Jennifer told me that she wished she knew exactly when the end had begun. She said she wished she hadn't thought to herself that night after he'd used his inhaler and she'd snuggled against him, At least people don't die of asthma.
Because of course they did. Especially, in her opinion, if they were in the wrong hands.
*
PART I
Chapter 1.
Number 7
A single symptom is no more the whole disease than a single foot a whole man.
Dr. Samuel Hahnemann,
Organon of Medicine, 1842
When I awoke after sleeping alone for the first time in almost two years, I hoped I was wrong about the cold. I was pretty sure it had made itself right at home behind my eyes and deep in my throat, but I still wanted to fight it. I was too busy for a cold, it was just that simple.
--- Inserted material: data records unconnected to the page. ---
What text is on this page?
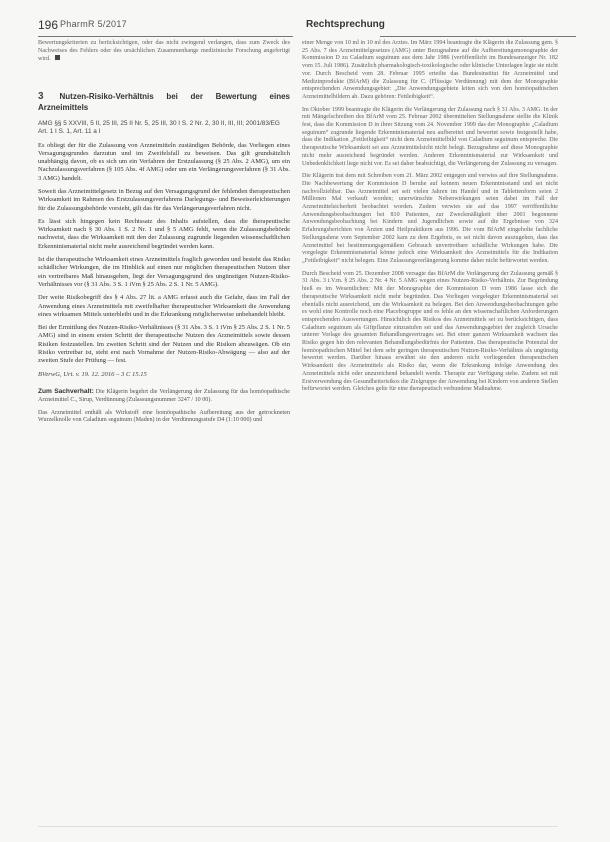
196 PharmR 5/2017	Rechtsprechung

Bewertungskriterien zu berücksichtigen, oder das nicht zwingend verlangen, dass zum Zweck des Nachweises des Fehlers oder des ursächlichen Zusammenhangs medizinische Forschung angefertigt wird.

3 Nutzen-Risiko-Verhältnis bei der Bewertung eines Arzneimittels
AMG §§ 5 XXVIII, 5 II, 25 III, 25 II Nr. 5, 25 III, 30 I S. 2 Nr. 2, 30 II, III, III; 2001/83/EG Art. 1 I S. 1, Art. 11 a I

Es obliegt der für die Zulassung von Arzneimitteln zuständigen Behörde, das Vorliegen eines Versagungsgrundes darzutun und im Zweifelsfall zu beweisen. Das gilt grundsätzlich unabhängig davon, ob es sich um ein Verfahren der Erstzulassung (§ 25 Abs. 2 AMG), um ein Nachzulassungsverfahren (§ 105 Abs. 4f AMG) oder um ein Verlängerungsverfahren (§ 31 Abs. 3 AMG) handelt.

Soweit das Arzneimittelgesetz in Bezug auf den Versagungsgrund der fehlenden therapeutischen Wirksamkeit im Rahmen des Erstzulassungsverfahrens Darlegungs- und Beweiserleichterungen für die Zulassungsbehörde vorsieht, gilt das für das Verlängerungsverfahren nicht.

Es lässt sich hingegen kein Rechtssatz des Inhalts aufstellen, dass die therapeutische Wirksamkeit nach § 30 Abs. 1 S. 2 Nr. 1 und § 5 AMG fehlt, wenn die Zulassungsbehörde nachweist, dass die Wirksamkeit mit den der Zulassung zugrunde liegenden wissenschaftlichen Erkenntnismaterial nicht mehr ausreichend begründet werden kann.

Ist die therapeutische Wirksamkeit eines Arzneimittels fraglich geworden und besteht das Risiko schädlicher Wirkungen, die im Hinblick auf einen nur möglichen therapeutischen Nutzen über ein vertretbares Maß hinausgehen, liegt der Versagungsgrund des ungünstigen Nutzen-Risiko-Verhältnisses vor (§ 31 Abs. 3 S. 1 iVm § 25 Abs. 2 S. 1 Nr. 5 AMG).

Der weite Risikobegriff des § 4 Abs. 27 lit. a AMG erfasst auch die Gefahr, dass im Fall der Anwendung eines Arzneimittels mit zweifelhafter therapeutischer Wirksamkeit die Anwendung eines wirksamen Mittels unterbleibt und in die Erkrankung möglicherweise unbehandelt bleibt.

Bei der Ermittlung des Nutzen-Risiko-Verhältnisses (§ 31 Abs. 3 S. 1 iVm § 25 Abs. 2 S. 1 Nr. 5 AMG) sind in einem ersten Schritt der therapeutische Nutzen des Arzneimittels sowie dessen Risiken festzustellen. Im zweiten Schritt sind der Nutzen und die Risiken abzuwägen. Ob ein Risiko vertretbar ist, steht erst nach Vornahme der Nutzen-Risiko-Abwägung — also auf der zweiten Stufe der Prüfung — fest.

BVerwG, Urt. v. 19. 12. 2016 – 3 C 15.15

Zum Sachverhalt: Die Klägerin begehrt die Verlängerung der Zulassung für das homöopathische Arzneimittel C., Sirup, Verdünnung (Zulassungsnummer 3247 / 10 00).

Das Arzneimittel enthält als Wirkstoff eine homöopathische Aufbereitung aus der getrockneten Wurzelknolle von Caladium seguinum (Maden) in der Verdünnungsstufe D4 (1:10 000) und

einer Menge von 10 ml in 10 ml des Arztes. Im März 1994 beantragte die Klägerin die Zulassung gem. § 25 Abs. 7 des Arzneimittelgesetzes (AMG) unter Bezugnahme auf die Aufbereitungsmonographie der Kommission D zu Caladium seguinum aus dem Jahr 1986 (veröffentlicht im Bundesanzeiger Nr. 182 vom 15. Juli 1986). Zusätzlich pharmakologisch-toxikologische oder klinische Unterlagen legte sie nicht vor. Durch Bescheid vom 28. Februar 1995 erteilte das Bundesinstitut für Arzneimittel und Medizinprodukte (BfArM) die Zulassung für C. (Flüssige Verdünnung) mit dem der Monographie entsprechenden Anwendungsgebiet: „Die Anwendungsgebiete leiten sich von den homöopathischen Arzneimittelbildern ab. Dazu gehören: Fettleibigkeit“.

Im Oktober 1999 beantragte die Klägerin die Verlängerung der Zulassung nach § 31 Abs. 3 AMG. In der mit Mängelschreiben des BfArM vom 25. Februar 2002 übermittelten Stellungnahme stellte die Klinik fest, dass die Kommission D in ihrer Sitzung vom 24. November 1999 das der Monographie „Caladium seguinum“ zugrunde liegende Erkenntnismaterial neu aufbereitet und bewertet sowie festgestellt habe, dass die Indikation „Fettleibigkeit“ nicht dem Arzneimittelbild von Caladium seguinum entspreche. Die therapeutische Wirksamkeit sei aus Arzneimittelsicht nicht belegt. Bezugnahme auf diese Monographie nicht mehr ausreichend begründet werden. Anderen Erkenntnismaterial zur Wirksamkeit und Unbedenklichkeit liege nicht vor. Es sei daher beabsichtigt, die Verlängerung der Zulassung zu versagen.

Die Klägerin trat dem mit Schreiben vom 21. März 2002 entgegen und verwies auf ihre Stellungnahme. Die Nachbewertung der Kommission D beruhe auf keinem neuen Erkenntnisstand und sei nicht nachvollziehbar. Das Arzneimittel sei seit vielen Jahren im Handel und in Tablettenform seien 2 Millionen Mal verkauft worden; unerwünschte Nebenwirkungen seien dabei im Fall der Arzneimittelsicherheit beobachtet worden. Zudem verwies sie auf das 1997 veröffentlichte Anwendungsbeobachtungen bei 810 Patienten, zur Zweckmäßigkeit über 2001 begonnene Anwendungsbeobachtung bei Kindern und Jugendlichen sowie auf die Ergebnisse von 324 Erfahrungsberichten von Ärzten und Heilpraktikern aus 1996. Die vom BfArM eingeholte fachliche Stellungnahme vom September 2002 kam zu dem Ergebnis, es sei nicht davon auszugehen, dass das Arzneimittel bei bestimmungsgemäßem Gebrauch unvertretbare schädliche Wirkungen habe. Die vorgelegte Erkenntnismaterial könne jedoch eine Wirksamkeit des Arzneimittels für die Indikation „Fettleibigkeit“ nicht belegen. Eine Zulassungsverlängerung komme daher nicht befürwortet werden.

Durch Bescheid vom 25. Dezember 2008 versagte das BfArM die Verlängerung der Zulassung gemäß § 31 Abs. 3 i.V.m. § 25 Abs. 2 Nr. 4 Nr. 5 AMG wegen eines Nutzen-Risiko-Verhältnis. Zur Begründung hieß es im Wesentlichen: Mit der Monographie der Kommission D vom 1986 lasse sich die therapeutische Wirksamkeit nicht mehr begründen. Das Vorliegen vorgelegter Erkenntnismaterial sei ebenfalls nicht ausreichend, um die Wirksamkeit zu belegen. Bei den Anwendungsbeobachtungen gebe es wohl eine Kontrolle noch eine Placebogruppe und es fehle an den wissenschaftlichen Anforderungen entsprechenden Auswertungen. Hinsichtlich des Risikos des Arzneimittels sei zu berücksichtigen, dass Caladium seguinum als Giftpflanze einzustufen sei und das Anwendungsgebiet der zugleich Ursache unterer Vorlage des gesamten Behandlungsvertrages sei. Bei einer ganzen Wirksamkeit wachsen das Risiko gegen hin den relevanten Behandlungsbedürfnis der Patienten. Das therapeutische Potenzial der homöopathischen Mittel bei dem sehr geringen therapeutischen Nutzen-Risiko-Verhältnis als ungünstig bewertet werden. Darüber hinaus erwähnt sie den anderen nicht vorliegenden therapeutischen Wirksamkeit des Arzneimittels als Risiko dar, wenn die Erkrankung infolge Anwendung des Arzneimittels nicht oder unzureichend behandelt werde. Therapie zur Verfügung stehe. Zudem sei mit Erstverwendung des Gesundheitsrisikos die Zielgruppe der Anwendung bei Kindern von anderen Stellen befürwortet werden. Gleiches gelte für eine therapeutisch verbundene Maßnahme.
Wasn't it hard enough just getting Abby out the door in the morning, and then keeping up with the endless pageant of wife beaters, drunk drivers, and petty thieves who paraded through the Chittenden County court system every day?
And wasn't my house alone sufficiently burdensome? I was determined to raise Abby in the only home she'd ever known, a century-old farmhouse I'd purchased with Elizabeth in East Bartlett--a small collection of houses, a church, and a general store in the hills six miles east of the main village itself. It was on a paved road and it had a paved driveway, but otherwise a realtor would have been hard put to call it convenient--especially for a single father working almost twenty miles away.
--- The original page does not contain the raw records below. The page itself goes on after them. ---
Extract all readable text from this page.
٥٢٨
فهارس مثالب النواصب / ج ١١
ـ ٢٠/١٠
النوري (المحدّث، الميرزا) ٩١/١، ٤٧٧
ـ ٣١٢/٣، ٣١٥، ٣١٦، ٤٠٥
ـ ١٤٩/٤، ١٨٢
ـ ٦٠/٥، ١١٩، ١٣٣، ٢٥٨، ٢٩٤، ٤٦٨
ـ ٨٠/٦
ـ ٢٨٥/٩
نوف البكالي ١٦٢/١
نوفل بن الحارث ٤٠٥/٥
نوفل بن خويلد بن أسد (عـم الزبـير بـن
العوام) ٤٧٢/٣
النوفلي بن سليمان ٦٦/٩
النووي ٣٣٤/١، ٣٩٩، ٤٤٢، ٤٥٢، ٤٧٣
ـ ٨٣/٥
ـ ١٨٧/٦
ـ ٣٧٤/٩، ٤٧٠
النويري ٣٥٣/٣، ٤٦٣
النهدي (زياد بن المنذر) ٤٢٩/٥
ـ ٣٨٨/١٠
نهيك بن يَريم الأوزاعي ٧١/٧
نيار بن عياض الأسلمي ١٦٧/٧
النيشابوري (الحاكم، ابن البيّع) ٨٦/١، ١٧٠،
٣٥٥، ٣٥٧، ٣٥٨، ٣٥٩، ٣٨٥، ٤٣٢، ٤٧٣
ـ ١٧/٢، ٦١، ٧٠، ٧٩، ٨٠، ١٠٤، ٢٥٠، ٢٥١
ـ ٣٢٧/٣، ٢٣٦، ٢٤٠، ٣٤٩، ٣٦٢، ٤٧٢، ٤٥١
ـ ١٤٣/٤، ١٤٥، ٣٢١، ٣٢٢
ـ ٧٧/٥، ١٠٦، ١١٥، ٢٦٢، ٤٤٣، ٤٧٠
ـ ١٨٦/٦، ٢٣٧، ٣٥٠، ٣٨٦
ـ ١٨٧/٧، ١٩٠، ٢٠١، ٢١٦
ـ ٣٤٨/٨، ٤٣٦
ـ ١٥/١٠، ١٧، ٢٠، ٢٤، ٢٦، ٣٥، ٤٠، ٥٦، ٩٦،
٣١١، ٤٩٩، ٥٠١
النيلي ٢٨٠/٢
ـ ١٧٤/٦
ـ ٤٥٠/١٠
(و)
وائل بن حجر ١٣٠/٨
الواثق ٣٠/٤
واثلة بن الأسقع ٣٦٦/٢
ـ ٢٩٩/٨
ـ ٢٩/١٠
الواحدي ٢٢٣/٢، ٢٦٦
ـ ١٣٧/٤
Often it was a nightmare just leaving Burlington in time to be back in Bartlett by six-thirty at night so I could retrieve my daughter from the various homes around the day-care center where she would stay between five P.M.--when the day care closed its doors for the day--and the moment I arrived in the village. Some months, Abby would spend that hour and a half at the home of the neighbors to the north of the center, with a nice, playful sixteen-year-old with the inappropriately elderly name of Mildred. But Mildred played field hockey in the fall and softball in the spring, and so other months Abby would wind up in the house just to the south, spending those ninety minutes with the legitimately elderly--and aptly named--Henrietta Cousino.
No, I told myself, I could not cope with a cold. At least not a bad one. And so that night I went to bed early. With Abby's help, I whipped up a batch of Kraft macaroni and cheese, allowing my four-year-old to pour the packet of neon powder into the pot and onto the counter, and then add the milk--slopping no more than a quarter-cup onto the floor. I remember it was Abby's turn to pick the vegetable ("Can mayonnaise be our vegetable tonight?") and say grace ("Thank you, God, for the food and the stars and my new Barbie Dream House. Amen."), but it was my turn to choose the movie we'd watch after dinner, and so I picked the shortest tape in my child's ever-swelling collection: three antique Gumby stories her aunt--my sister--in New Hampshire had recorded.
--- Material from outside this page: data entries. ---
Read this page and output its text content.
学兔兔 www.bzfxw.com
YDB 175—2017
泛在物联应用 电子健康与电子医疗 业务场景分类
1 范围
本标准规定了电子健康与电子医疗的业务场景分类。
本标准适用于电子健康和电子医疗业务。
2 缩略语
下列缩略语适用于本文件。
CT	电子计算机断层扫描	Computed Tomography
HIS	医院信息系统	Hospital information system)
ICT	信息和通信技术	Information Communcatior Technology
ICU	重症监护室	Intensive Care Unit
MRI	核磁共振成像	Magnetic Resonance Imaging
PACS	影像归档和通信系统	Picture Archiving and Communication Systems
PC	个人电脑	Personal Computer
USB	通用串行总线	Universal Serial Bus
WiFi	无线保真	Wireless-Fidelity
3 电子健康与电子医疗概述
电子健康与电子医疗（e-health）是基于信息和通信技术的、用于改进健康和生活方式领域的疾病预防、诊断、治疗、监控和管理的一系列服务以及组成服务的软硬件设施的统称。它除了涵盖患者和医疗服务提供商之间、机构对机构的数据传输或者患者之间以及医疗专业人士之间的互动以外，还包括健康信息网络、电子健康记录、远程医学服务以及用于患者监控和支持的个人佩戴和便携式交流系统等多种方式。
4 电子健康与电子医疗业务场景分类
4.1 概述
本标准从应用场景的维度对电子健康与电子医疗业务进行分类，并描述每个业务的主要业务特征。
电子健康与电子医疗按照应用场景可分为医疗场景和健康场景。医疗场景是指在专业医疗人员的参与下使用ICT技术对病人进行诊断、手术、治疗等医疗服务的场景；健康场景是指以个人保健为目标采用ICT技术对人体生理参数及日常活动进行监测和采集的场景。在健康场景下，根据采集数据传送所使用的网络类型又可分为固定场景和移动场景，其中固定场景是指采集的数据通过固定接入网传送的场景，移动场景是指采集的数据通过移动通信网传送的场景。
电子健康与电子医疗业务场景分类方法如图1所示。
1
I managed to get Abby upstairs in her room by eight, and I was done reading to her by eight-thirty. I left the downstairs a shambles--the macaroni-and-cheese pot in the sink, the plates on the counter, Abby's Barbies and trolls and plastic dwarfs scattered like confetti across the den floor--and was in my own bed by quarter past nine. The last thing I did before going upstairs was pop a cold reliever rich with chemicals I still can't pronounce, and chase the tablet with a big glass of orange juice.